In the structural dynamics area, NASA was presented with prob­lems related to wind loading conditions, including wind shear (vari­ation of wind velocity with altitude), nonuniform wind gusts over the swept rotor area, and directional changes in the wind velocity vec­tor field. NASA overcame this problem by developing a variable speed generator system that permitted the rotor speed to vary with the wind condition, thus producing constant power.

Development work on the blade component of the wind turbine systems, including selecting the material for fabrication of the blades, represents another example of supporting technology. As noted above, NASA Lewis brought considerable structural design expertise in this area to the wind energy program as a result of previous work on heli­copter rotor blades. Early in the program, NASA tested blades made of steel, aluminum, and wood. For the 2-megawatt Mod-1 phase of the program, however, NASA Lewis decided to contract with the Kaman Aerospace Corporation for the design, manufacture, and ground-test­ing of two 100-foot fiberglass composite blades. NASA provided the general design parameters, as well as the static and fatigue load infor­mation, required for Kaman to complete the structural design of the blades. As noted in Kaman’s report on the project, the use of fiberglass, which later became the preferred material for most wind turbine blades, had a number of advantages, including nearly unlimited design flexibil­ity in adopting optimum planform tapers, wall thickness taper, twist, and natural frequency control; resistance to corrosion and other envi­ronmental effects; low notch sensitivity with slow failure propagation rate; low television interference; and low cost potential because of adapt­ability to highly automated production methods.[1517]
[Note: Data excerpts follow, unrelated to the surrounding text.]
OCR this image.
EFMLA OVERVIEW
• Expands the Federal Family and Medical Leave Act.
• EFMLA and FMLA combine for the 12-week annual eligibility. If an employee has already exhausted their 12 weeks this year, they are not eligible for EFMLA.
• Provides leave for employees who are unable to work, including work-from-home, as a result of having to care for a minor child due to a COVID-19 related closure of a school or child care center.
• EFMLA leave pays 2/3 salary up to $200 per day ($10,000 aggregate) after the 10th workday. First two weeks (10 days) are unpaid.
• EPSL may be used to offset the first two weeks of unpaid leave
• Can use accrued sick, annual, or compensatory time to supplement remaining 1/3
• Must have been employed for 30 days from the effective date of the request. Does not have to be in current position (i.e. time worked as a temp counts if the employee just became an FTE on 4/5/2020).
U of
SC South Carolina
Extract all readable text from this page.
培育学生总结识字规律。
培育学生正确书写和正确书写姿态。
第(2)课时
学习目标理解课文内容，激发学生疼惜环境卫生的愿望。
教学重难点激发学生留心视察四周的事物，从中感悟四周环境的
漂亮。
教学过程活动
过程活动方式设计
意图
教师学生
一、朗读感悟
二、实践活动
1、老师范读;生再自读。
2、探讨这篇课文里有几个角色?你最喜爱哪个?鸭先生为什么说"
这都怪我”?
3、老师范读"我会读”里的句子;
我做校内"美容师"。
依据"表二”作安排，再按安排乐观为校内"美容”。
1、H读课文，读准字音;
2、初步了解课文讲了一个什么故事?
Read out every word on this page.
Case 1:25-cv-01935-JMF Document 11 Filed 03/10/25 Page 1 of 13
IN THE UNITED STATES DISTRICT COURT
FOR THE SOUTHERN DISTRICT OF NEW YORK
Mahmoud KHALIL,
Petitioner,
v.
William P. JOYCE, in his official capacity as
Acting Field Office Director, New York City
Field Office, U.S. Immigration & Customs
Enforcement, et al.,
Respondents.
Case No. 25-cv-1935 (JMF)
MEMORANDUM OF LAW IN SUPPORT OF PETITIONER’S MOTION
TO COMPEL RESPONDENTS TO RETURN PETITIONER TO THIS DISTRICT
The above efforts resulted in a significant number of technical reports, analytical tests and studies, and computer models based upon contributions of a number of NASA, university, and industry engineers and technicians. Many of the findings grew out of tests conducted on the Mod-0 testbed wind turbine at Plum Brook Station. One is work done by Larry A. Viterna, a senior NASA Lewis engineer working on the wind energy project, in aerodynamics. In studying wind turbine performance at high angles of attack, he developed a method (often referred to as the Viterna method or model) that is widely used throughout the wind tur­bine industry and is integrated into design codes that are available from the Department of Energy. The codes have been approved for worldwide certification of wind turbines. Tests with the Mod-0 and Gedser wind turbines formed the basis for his work on this analytical model, which, while not widely accepted at the time, later gained wide acceptance. Twenty-five years later, in 2006, NASA recognized Larry Viterna and Bob Corrigan, who assisted Viterna on data testing, with the Agency’s Space Act Award from the Inventions and Contributions Board.[1518]